LONDON: Children maimed by crude bombs used by political activists during election campaigns in West Bengal have appeared in a BBC documentary, “Children of the Bombs”, broadcast on Tuesday which reveals that at least 565 children have been killed, maimed or injured by such bombs in West Bengal since 1996 when Bengali musician Kabir Suman wrote “Howzzat”.
That song was inspired by a blast in a park in Kolkata in 1996 in which Puchi was injured aged nine. He recalls how he and four friends were playing cricket and found some balls in a bag which they thought were cricket balls. “When I hit that ball with my bat, immediately there was a blast,” he said.The parents describe finding their kids, one with no eyes, covered in blood. Two of them died. The father of Gopal who died, Bablu Biswas, said he only identified his son by his flower-shaped trouser button.

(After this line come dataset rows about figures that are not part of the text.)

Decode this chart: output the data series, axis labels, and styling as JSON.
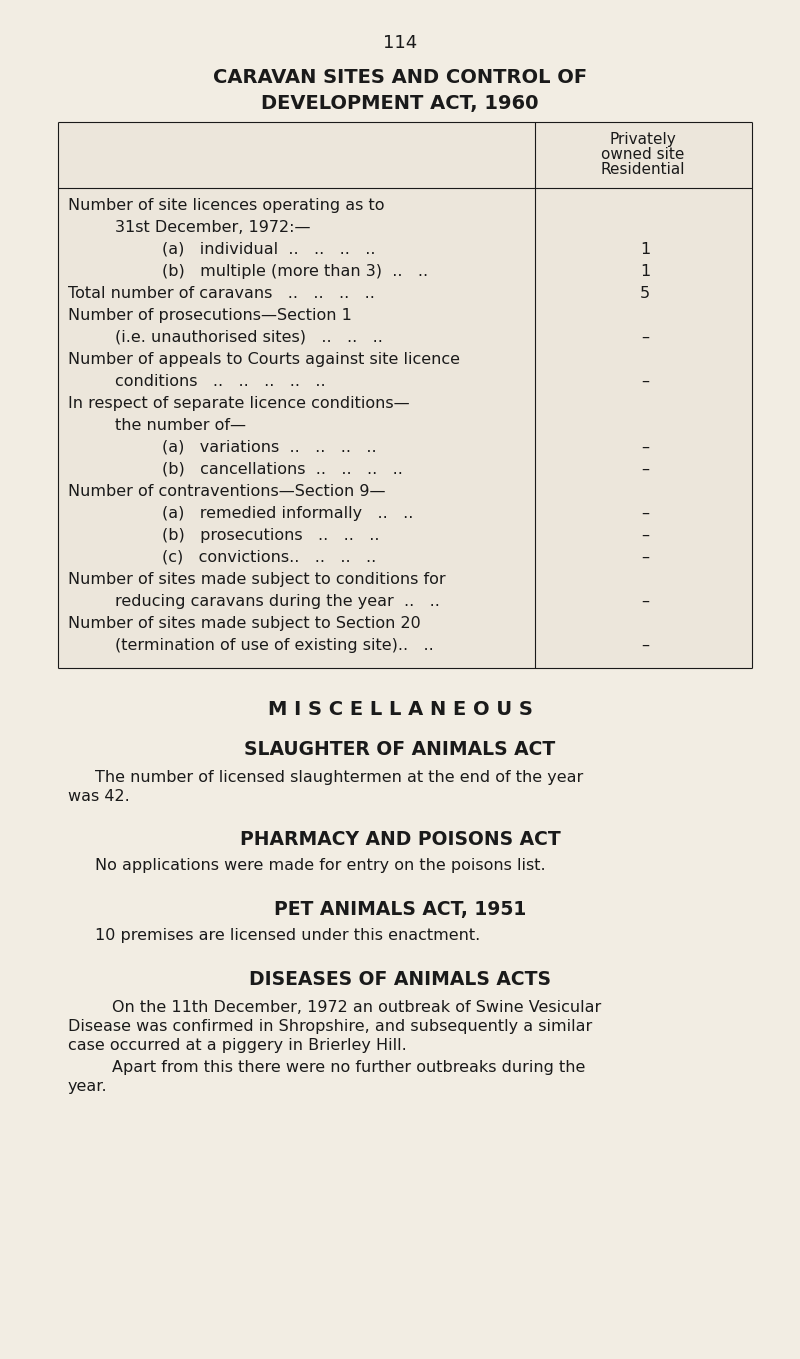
{
  "bg_color": "#f2ede3",
  "text_color": "#1a1a1a",
  "page_number": "114",
  "title_line1": "CARAVAN SITES AND CONTROL OF",
  "title_line2": "DEVELOPMENT ACT, 1960",
  "col_header_line1": "Privately",
  "col_header_line2": "owned site",
  "col_header_line3": "Residential",
  "table_rows": [
    {
      "indent": 0,
      "text": "Number of site licences operating as to",
      "value": "",
      "bold": false
    },
    {
      "indent": 1,
      "text": "31st December, 1972:—",
      "value": "",
      "bold": false
    },
    {
      "indent": 2,
      "text": "(a)   individual  ..   ..   ..   ..",
      "value": "1",
      "bold": false
    },
    {
      "indent": 2,
      "text": "(b)   multiple (more than 3)  ..   ..",
      "value": "1",
      "bold": false
    },
    {
      "indent": 0,
      "text": "Total number of caravans   ..   ..   ..   ..",
      "value": "5",
      "bold": false
    },
    {
      "indent": 0,
      "text": "Number of prosecutions—Section 1",
      "value": "",
      "bold": false
    },
    {
      "indent": 1,
      "text": "(i.e. unauthorised sites)   ..   ..   ..",
      "value": "–",
      "bold": false
    },
    {
      "indent": 0,
      "text": "Number of appeals to Courts against site licence",
      "value": "",
      "bold": false
    },
    {
      "indent": 1,
      "text": "conditions   ..   ..   ..   ..   ..",
      "value": "–",
      "bold": false
    },
    {
      "indent": 0,
      "text": "In respect of separate licence conditions—",
      "value": "",
      "bold": false
    },
    {
      "indent": 1,
      "text": "the number of—",
      "value": "",
      "bold": false
    },
    {
      "indent": 2,
      "text": "(a)   variations  ..   ..   ..   ..",
      "value": "–",
      "bold": false
    },
    {
      "indent": 2,
      "text": "(b)   cancellations  ..   ..   ..   ..",
      "value": "–",
      "bold": false
    },
    {
      "indent": 0,
      "text": "Number of contraventions—Section 9—",
      "value": "",
      "bold": false
    },
    {
      "indent": 2,
      "text": "(a)   remedied informally   ..   ..",
      "value": "–",
      "bold": false
    },
    {
      "indent": 2,
      "text": "(b)   prosecutions   ..   ..   ..",
      "value": "–",
      "bold": false
    },
    {
      "indent": 2,
      "text": "(c)   convictions..   ..   ..   ..",
      "value": "–",
      "bold": false
    },
    {
      "indent": 0,
      "text": "Number of sites made subject to conditions for",
      "value": "",
      "bold": false
    },
    {
      "indent": 1,
      "text": "reducing caravans during the year  ..   ..",
      "value": "–",
      "bold": false
    },
    {
      "indent": 0,
      "text": "Number of sites made subject to Section 20",
      "value": "",
      "bold": false
    },
    {
      "indent": 1,
      "text": "(termination of use of existing site)..   ..",
      "value": "–",
      "bold": false
    }
  ],
  "misc_title": "M I S C E L L A N E O U S",
  "slaughter_title": "SLAUGHTER OF ANIMALS ACT",
  "slaughter_body1": "The number of licensed slaughtermen at the end of the year",
  "slaughter_body2": "was 42.",
  "pharmacy_title": "PHARMACY AND POISONS ACT",
  "pharmacy_body": "No applications were made for entry on the poisons list.",
  "pet_title": "PET ANIMALS ACT, 1951",
  "pet_body": "10 premises are licensed under this enactment.",
  "diseases_title": "DISEASES OF ANIMALS ACTS",
  "diseases_body1": "On the 11th December, 1972 an outbreak of Swine Vesicular",
  "diseases_body2": "Disease was confirmed in Shropshire, and subsequently a similar",
  "diseases_body3": "case occurred at a piggery in Brierley Hill.",
  "diseases_body4": "Apart from this there were no further outbreaks during the",
  "diseases_body5": "year."
}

‘I brought it home thinking it was a ball’ – Children of the Bombs – BBC World Service Documentaries
Avijit Mondal, Puchu’s friend, told the BBC Eye documentary: “Election means fear and riots. Why does this always affect people from the slums? Someone’s life gets wasted for just a few votes.”

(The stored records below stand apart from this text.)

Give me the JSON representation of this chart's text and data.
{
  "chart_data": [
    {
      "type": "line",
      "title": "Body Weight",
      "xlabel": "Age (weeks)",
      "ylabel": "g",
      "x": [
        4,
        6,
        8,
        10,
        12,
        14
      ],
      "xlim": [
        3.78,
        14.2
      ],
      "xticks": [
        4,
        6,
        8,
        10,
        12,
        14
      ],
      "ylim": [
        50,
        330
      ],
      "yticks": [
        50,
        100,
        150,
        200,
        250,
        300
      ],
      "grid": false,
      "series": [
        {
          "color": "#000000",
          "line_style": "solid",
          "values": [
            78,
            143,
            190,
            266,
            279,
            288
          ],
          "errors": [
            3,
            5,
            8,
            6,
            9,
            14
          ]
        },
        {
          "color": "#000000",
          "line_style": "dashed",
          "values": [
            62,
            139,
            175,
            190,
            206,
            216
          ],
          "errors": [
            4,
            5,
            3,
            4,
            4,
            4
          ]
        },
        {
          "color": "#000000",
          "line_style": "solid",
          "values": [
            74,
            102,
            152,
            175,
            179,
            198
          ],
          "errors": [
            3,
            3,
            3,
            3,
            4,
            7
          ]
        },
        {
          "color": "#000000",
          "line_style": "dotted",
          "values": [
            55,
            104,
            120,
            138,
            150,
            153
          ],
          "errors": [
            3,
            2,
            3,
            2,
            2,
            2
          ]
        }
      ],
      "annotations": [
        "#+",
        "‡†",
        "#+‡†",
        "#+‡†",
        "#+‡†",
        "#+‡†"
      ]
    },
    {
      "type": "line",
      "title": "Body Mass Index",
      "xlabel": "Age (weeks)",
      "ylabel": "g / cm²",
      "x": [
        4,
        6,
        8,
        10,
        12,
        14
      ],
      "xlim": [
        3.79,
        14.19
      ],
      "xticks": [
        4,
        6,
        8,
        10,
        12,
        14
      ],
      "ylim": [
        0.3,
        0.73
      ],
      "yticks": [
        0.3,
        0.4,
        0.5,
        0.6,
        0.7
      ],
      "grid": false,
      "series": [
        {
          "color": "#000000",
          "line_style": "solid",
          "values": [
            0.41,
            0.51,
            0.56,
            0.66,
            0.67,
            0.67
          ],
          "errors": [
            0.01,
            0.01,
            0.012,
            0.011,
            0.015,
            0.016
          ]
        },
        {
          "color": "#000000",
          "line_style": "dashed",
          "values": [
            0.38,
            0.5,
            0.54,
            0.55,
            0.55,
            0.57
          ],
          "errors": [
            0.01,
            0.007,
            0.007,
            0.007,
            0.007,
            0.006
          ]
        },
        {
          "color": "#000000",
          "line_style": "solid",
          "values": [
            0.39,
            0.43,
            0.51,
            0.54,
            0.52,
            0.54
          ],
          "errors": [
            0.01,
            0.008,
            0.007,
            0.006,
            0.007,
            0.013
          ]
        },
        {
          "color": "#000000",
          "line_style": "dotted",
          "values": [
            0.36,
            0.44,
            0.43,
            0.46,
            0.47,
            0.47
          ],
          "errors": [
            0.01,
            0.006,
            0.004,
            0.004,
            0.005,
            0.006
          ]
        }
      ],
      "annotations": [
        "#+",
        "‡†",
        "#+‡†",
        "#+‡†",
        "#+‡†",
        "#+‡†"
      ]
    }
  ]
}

“Extreme abuse of childhood and adolescence is going on. If I was the chief minister of the state, I would put an end to this. Forever. I would be merciless and ruthless against the mob,” said Pankaj Dutta, former IGP,West Bengal,who died on Nov 30, after giving the interview.

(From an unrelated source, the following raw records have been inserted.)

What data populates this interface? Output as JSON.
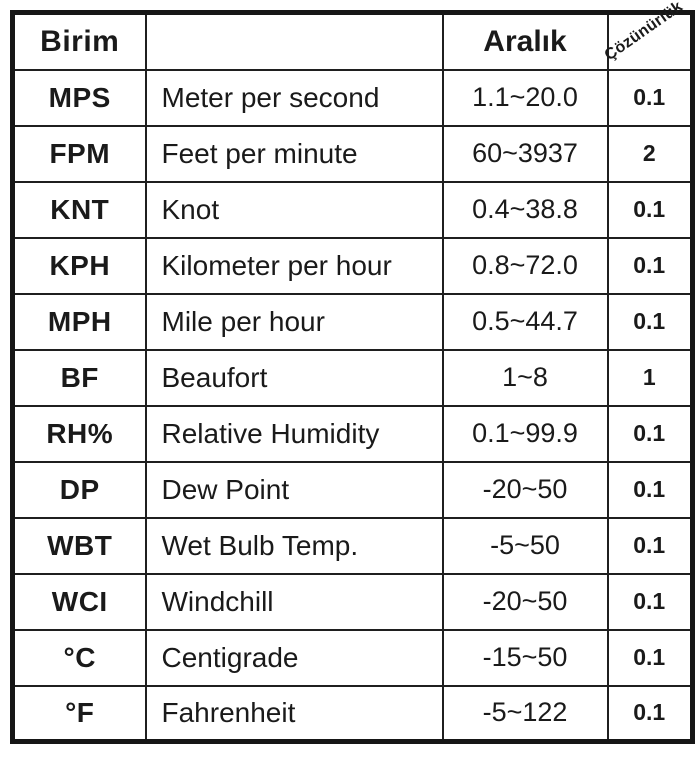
{
  "table": {
    "columns": [
      {
        "key": "unit",
        "label": "Birim"
      },
      {
        "key": "description",
        "label": ""
      },
      {
        "key": "range",
        "label": "Aralık"
      },
      {
        "key": "resolution",
        "label": "Çözünürlük"
      }
    ],
    "rows": [
      {
        "unit": "MPS",
        "description": "Meter per second",
        "range": "1.1~20.0",
        "resolution": "0.1"
      },
      {
        "unit": "FPM",
        "description": "Feet per minute",
        "range": "60~3937",
        "resolution": "2"
      },
      {
        "unit": "KNT",
        "description": "Knot",
        "range": "0.4~38.8",
        "resolution": "0.1"
      },
      {
        "unit": "KPH",
        "description": "Kilometer per hour",
        "range": "0.8~72.0",
        "resolution": "0.1"
      },
      {
        "unit": "MPH",
        "description": "Mile per hour",
        "range": "0.5~44.7",
        "resolution": "0.1"
      },
      {
        "unit": "BF",
        "description": "Beaufort",
        "range": "1~8",
        "resolution": "1"
      },
      {
        "unit": "RH%",
        "description": "Relative Humidity",
        "range": "0.1~99.9",
        "resolution": "0.1"
      },
      {
        "unit": "DP",
        "description": "Dew Point",
        "range": "-20~50",
        "resolution": "0.1"
      },
      {
        "unit": "WBT",
        "description": "Wet Bulb Temp.",
        "range": "-5~50",
        "resolution": "0.1"
      },
      {
        "unit": "WCI",
        "description": "Windchill",
        "range": "-20~50",
        "resolution": "0.1"
      },
      {
        "unit": "°C",
        "description": "Centigrade",
        "range": "-15~50",
        "resolution": "0.1"
      },
      {
        "unit": "°F",
        "description": "Fahrenheit",
        "range": "-5~122",
        "resolution": "0.1"
      }
    ],
    "colors": {
      "border": "#1a1a1a",
      "text": "#1a1a1a",
      "background": "#ffffff"
    }
  }
}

Poulami appears in the BBC World Service documentary. She lost her hand aged seven in 2018 when she picked up an object which she thought was a ball and it exploded, blowing her fingers off.
Dutta tells the documentary the use of bombs became an accepted feature of politics in West Bengal after the 1946 Calcutta Riots but the genesis of bomb-making started in Muraripukur Garden House in Kolkata in 1908 when revolutionaries Khudiram Bose and Prafulla Chaki attempted to kill British magistrate Douglas Kingsford.